German-based artist Anna Mond joins me for a quick interview on the surrealist champions of her work, the “Fantastical Beings”. When we take a look at Anna’s work, we are struck by a sense of familiarity. There are things we quite obviously recognise: people, animals, plants. But they are shaped differently, move differently. They melt into a viscous pudding of colours with lickable textures. These characters comprise the altered reality of Anna’s painted world. Look closer and you’ll see it brought to life: clouds vomiting rainbows, chickens with teeth, toadstools riding bicycles in a re-adapted version of The Shining.
Creativity is chaos and order at once.
There are animal parties and canine cosmonauts and the almighty Ziggy Stardust with blood-red hair. It’s mania, freedom, and lots of fun. Some characters might make you smile or laugh or cry or scream – that’s the magic of Anna’s work – you never quite know where her rabbit hole will take you. But we’re learning to be alright with that. Anna’s the storyteller, we’re only the starry-eyed readers of her boundless fable. Join me in this exclusive interview with Anna, speaking mostly on her everyday life but also on the soulful value of keeping her approach to art (and its personal meaning) curtained behind mystery, intrigue and chaos.
I live through the most interesting things of my imagination.
Exclusive Interview with Anna Mond
Hey Anna, please introduce yourself to our readers.
I’m Anna Mond. I was born in 1982 and I am the Mother of Fantastical Beings. I move around a lot but currently live in Germany.
How are you coping in the maddening world of 2022? Describe your daily routine – the day-in-the-life of Anna.
Last couple of years have been rather challenging, but I guess it could have been worse. I’m not so much into sharing personal aspects of my life, and I know that no matter what happens in the world, my Beings are living in their own world. And when I’m creating them, I’m part of that world as well. Work is my fantastical vacuum, or a capsule, cruising through the cosmos.
I’m very disciplined. I wake up early, make my coffee and answer questions on Instagram, and regardless of the mood I’m in, I begin to paint. The earlier in the morning, the better because I prefer to use natural light. This helps me to avoid colour transfiguration and to create the exact tones I’m after. The colours, and their combination, are often more important than the subject of the painting. I try to finish by midday, and after a quick lunch, I’m on social media – answering questions, talking to fans. My evenings are dreamy. It’s that time of the day when I imagine what I shall paint next. Quite a boring lifestyle, or so it may seem from the outside, but not to me. I live through the most interesting things of my imagination.
Talk us through your creations, the “Fantastical Beings”. How did they originate?
At the least comfortable moment of my life, the Beings came down from above and we met.

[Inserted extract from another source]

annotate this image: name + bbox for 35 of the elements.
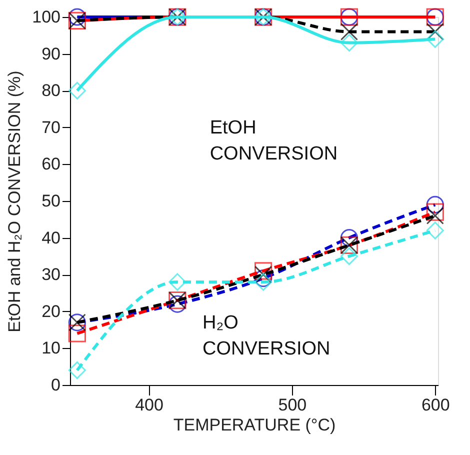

Do you think it’s challenging for artists to stay authentic and/or dedicated to their own truths?
If you’re a true artist, not at all. It’s easier to be yourself than not, and if you’re doing it in the name of art, and not because it’s a fad of the moment or it sounds cool, you can’t go wrong.
Where do chaos and imperfection fit into your creativity?
Creativity is chaos and order at once. Imperfections in art must exist as they do in life, and perhaps they’re the most important aspects of art…if there’s rigid personal structure on the ground of which they appear random and whimsical.
Your more recent work has featured animalistic creatures (horses, crocodiles, polar bears etc.). What sparked this interest in the animal kingdom?
Work is periodical, and perhaps now this is what I’m working with – not humans directly. I’m not asking the universe what to paint. If it’s animals now…let it be a secret why.
How would you define the word “evolution”?
Evolution = controlled chaos, perhaps from above.
List some songs you’d include on your imaginary playlist
I listen to all kinds of music, from classical to Erzgebirgische Weinachten Kinder Chor songs – all depends on the mood. If I feel somewhat uncertain, I have my three go-tos, absolutely monumental artists – Roy Orbison, Johnny Cash and Elvis. Exactly in this order.
What valuable lessons have you gained from folklore and fairytale?
All important life lessons come from fairytales. When I was a child I collected children’s fairytales, but I moved a lot in my life and most of the books didn’t survive. But now, again, I collect fairytale books and pay special attention to illustrated books.
You seem to be a film buff. What kind of cinéma makes you tick?
Horror. End of story.
Name one tool in your art pantry that you can’t live without.
Water. Water. Water. A lot of water. If it doesn’t flow, nothing will happen.
What techniques do you use to achieve the “melty” effect unique to your paintings?
Sorry, secret family recipe. But seriously, it’s not so different from mixing dough ingredients or cooking a stew.
Describe your studio!
I’m a very home-oriented person. My home is my studio. From the moment I envision the subject in the evening, in order to avoid any influence from the outside world, I don’t leave the house until it’s materialized on canvas. And I love working surrounded by my flowers, familiar smells and sounds of the apartment.
What are your goals or plans for the rest of 2022?
To keep painting is the main goal. I adjust to whatever happens to maintain my painting schedule, and if I can continue to paint that’s just absolutely wonderful.